Maruxa didn’t feel like going grocery shopping with us. I tried to persuade her in thousands of ways, but because it was four in the afternoon, and she was half asleep, I thought it best for her to stay since nothing much could happen in half an hour or so.
We left her on the couch, with the radio and the wood-burning stove on. Xan and I left to get Christmas dinner, and in less than twenty minutes, I began to receive messages from my sister Raquel: «Where is your electrical panel? Mami has no power and is searching around in the dark.» Our mother and the cell phone understand each other just enough; basically, she presses the last number she called, and thank God that in this case, this number was my sister’s.
When we turned back, we saw that the whole village, indeed the whole county, had lost electricity. At 5:30 pm, at 7 kilometers from Ourense, dark night prevented us from seeing anything but the sound of the wind on the fallen branches. Once home, we lit «regular» candles all over the house, but as no power returned, at midnight we lit the candles of Our Lady of This and Our Lady of That that my sister Yoli brings when she goes on pilgrimage with Maruxa.

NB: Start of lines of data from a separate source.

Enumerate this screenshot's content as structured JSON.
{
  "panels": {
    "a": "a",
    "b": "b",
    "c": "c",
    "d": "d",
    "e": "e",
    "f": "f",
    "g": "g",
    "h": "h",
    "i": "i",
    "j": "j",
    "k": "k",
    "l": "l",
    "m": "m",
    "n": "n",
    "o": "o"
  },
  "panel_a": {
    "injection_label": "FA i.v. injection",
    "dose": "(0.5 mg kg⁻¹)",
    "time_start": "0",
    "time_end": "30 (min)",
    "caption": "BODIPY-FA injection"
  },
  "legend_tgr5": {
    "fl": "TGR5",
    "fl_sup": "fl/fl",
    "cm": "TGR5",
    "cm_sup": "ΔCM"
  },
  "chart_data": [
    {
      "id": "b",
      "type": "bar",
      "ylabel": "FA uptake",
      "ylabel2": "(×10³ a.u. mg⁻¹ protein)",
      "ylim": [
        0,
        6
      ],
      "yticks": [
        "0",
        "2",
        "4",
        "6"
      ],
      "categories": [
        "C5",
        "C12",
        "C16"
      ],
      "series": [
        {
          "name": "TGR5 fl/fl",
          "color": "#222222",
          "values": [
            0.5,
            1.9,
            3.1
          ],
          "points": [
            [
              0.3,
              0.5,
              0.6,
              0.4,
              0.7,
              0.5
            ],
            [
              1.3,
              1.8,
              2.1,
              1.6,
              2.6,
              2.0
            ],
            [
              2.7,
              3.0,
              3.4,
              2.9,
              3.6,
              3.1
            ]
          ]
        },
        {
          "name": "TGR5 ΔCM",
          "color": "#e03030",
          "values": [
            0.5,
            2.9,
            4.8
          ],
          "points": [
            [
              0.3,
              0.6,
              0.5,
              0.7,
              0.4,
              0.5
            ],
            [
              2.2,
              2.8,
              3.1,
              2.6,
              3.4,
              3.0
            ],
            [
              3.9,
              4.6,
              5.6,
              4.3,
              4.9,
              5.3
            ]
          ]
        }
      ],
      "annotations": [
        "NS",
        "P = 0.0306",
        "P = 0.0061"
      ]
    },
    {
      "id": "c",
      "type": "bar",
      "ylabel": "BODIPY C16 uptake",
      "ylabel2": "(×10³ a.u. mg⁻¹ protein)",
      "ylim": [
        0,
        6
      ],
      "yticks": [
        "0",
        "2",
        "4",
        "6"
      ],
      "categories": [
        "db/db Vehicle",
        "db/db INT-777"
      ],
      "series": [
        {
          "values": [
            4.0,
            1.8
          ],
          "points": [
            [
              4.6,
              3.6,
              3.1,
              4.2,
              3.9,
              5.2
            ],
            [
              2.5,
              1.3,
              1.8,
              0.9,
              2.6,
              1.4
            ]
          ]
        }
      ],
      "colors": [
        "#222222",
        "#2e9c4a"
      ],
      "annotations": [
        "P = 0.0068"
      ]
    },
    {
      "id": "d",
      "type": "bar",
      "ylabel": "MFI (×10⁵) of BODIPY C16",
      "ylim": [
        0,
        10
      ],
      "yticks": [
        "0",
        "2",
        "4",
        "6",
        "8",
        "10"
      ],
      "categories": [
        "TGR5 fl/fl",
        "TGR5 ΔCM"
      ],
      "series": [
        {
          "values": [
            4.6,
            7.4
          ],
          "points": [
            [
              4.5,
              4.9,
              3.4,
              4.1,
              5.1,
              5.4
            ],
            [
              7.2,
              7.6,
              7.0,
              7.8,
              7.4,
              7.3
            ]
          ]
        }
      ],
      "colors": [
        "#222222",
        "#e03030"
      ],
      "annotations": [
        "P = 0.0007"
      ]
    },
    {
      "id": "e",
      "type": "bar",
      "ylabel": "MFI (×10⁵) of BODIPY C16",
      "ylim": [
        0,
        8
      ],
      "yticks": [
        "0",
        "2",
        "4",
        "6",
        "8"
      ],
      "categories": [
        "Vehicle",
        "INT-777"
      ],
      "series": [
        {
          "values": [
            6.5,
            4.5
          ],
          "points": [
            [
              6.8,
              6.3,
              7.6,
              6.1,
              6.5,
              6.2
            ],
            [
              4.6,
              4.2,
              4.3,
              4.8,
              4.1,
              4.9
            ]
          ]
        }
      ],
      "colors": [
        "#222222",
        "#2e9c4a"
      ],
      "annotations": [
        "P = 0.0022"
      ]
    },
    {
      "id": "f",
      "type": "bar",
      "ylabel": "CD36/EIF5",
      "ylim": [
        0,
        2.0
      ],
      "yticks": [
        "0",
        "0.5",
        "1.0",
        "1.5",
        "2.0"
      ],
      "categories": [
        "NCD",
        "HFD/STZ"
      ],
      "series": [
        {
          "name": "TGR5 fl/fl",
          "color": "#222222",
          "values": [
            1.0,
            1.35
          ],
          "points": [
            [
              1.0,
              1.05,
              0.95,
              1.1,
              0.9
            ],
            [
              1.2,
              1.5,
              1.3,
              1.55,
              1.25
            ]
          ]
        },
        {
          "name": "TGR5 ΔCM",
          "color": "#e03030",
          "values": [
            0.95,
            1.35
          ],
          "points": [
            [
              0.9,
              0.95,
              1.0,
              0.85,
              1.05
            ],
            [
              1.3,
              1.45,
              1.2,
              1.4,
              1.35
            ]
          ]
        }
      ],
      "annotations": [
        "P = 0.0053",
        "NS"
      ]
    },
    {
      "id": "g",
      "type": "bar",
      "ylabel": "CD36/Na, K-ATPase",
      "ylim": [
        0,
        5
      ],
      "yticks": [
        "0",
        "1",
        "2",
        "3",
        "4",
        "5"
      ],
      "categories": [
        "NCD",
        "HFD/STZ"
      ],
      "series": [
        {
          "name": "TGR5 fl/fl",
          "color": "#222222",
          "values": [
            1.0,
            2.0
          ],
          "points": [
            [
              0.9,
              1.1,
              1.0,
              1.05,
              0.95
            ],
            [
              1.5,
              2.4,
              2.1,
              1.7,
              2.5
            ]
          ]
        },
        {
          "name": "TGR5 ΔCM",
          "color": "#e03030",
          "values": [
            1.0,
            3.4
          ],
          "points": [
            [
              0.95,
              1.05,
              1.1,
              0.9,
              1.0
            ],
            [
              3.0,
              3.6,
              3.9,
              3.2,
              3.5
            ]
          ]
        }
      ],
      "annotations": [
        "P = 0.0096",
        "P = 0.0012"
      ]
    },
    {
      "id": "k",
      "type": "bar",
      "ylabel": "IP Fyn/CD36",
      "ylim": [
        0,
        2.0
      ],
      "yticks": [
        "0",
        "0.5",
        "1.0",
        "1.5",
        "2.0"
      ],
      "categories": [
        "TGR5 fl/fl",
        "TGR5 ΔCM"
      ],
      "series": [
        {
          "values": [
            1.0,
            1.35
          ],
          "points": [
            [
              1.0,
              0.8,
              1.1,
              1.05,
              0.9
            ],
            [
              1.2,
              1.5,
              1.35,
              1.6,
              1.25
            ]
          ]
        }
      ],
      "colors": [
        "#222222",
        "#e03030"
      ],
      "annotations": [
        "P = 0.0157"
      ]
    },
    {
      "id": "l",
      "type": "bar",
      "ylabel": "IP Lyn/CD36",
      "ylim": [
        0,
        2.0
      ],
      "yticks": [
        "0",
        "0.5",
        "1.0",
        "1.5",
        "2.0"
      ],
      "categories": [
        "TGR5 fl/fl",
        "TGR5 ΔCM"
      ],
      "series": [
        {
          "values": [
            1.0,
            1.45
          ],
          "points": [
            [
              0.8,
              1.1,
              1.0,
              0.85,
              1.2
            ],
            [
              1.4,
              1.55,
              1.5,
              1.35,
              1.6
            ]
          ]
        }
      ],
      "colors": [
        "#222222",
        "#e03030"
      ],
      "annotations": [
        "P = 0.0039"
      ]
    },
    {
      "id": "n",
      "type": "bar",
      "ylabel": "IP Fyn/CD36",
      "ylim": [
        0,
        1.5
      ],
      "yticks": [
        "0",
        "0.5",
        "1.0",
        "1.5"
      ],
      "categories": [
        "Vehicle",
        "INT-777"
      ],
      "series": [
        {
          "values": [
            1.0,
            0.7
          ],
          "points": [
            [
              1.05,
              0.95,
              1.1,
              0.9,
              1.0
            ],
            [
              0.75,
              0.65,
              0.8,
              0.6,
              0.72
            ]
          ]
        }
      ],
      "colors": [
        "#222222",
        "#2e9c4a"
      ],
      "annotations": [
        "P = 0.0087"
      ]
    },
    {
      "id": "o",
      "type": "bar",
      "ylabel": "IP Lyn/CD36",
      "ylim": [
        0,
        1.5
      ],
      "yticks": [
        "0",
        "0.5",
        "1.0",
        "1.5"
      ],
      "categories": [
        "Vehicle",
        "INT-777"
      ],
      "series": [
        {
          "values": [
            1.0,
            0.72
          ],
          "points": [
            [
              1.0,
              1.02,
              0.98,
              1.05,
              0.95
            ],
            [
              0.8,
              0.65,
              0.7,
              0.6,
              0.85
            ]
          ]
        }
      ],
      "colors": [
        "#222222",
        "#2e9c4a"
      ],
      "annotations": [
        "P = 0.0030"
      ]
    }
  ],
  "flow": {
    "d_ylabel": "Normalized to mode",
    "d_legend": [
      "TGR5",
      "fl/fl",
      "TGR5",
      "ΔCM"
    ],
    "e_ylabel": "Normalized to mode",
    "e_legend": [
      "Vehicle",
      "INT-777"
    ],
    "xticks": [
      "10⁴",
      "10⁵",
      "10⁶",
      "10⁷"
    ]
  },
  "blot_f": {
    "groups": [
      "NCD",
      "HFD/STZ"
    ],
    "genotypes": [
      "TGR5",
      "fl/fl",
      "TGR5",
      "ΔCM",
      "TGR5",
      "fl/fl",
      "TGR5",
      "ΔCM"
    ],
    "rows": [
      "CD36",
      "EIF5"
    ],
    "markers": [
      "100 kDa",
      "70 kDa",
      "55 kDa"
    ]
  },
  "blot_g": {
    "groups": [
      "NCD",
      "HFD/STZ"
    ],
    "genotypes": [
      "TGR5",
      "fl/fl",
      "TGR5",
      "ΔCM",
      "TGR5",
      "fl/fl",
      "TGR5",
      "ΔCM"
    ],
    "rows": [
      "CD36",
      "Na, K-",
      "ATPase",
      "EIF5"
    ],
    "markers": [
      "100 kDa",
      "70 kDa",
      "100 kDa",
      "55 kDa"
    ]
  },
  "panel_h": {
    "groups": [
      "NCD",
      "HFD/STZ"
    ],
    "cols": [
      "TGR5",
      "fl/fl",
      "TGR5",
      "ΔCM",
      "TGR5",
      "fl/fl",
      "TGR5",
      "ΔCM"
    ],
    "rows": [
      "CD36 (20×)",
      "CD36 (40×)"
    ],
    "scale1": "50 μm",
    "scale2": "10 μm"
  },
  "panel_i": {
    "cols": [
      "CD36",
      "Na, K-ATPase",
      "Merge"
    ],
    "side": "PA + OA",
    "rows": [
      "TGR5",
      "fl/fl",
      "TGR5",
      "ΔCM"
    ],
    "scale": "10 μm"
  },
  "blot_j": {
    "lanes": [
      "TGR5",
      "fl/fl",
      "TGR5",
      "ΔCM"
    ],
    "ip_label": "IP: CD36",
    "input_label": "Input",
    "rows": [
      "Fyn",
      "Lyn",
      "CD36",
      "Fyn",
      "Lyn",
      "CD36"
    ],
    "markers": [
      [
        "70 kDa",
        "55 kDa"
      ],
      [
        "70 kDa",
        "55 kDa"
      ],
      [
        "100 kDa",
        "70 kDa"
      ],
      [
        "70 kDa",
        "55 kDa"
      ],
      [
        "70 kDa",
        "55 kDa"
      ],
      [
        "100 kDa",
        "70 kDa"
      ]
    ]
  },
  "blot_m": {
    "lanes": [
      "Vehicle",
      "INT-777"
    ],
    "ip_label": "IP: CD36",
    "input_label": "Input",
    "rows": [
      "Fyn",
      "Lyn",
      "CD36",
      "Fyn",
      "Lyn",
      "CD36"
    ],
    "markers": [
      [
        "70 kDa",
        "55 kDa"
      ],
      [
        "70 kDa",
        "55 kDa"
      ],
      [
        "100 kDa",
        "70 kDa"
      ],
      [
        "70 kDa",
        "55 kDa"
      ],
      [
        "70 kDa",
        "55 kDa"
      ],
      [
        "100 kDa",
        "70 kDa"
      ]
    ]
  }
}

Now, this has passed. We spent thirty hours without electricity, but there are still villages dealing with power supply problems related to Storm Fabien. And I, seeing the sun now shining, and wishing to forget the past rainy days, don’t want to forget that, according to the media, of the 60,000 Galician homes that were left without power, about 30,000 regained it half a day later, and 17,000 spent at least a day without it, of which 8,500 were homes in the forgotten and battered rural area of Ourense. And I wonder how the elderly living in these, our rural areas, have spent these days without power; those elderly who, unlike my mother, no longer have anyone to call.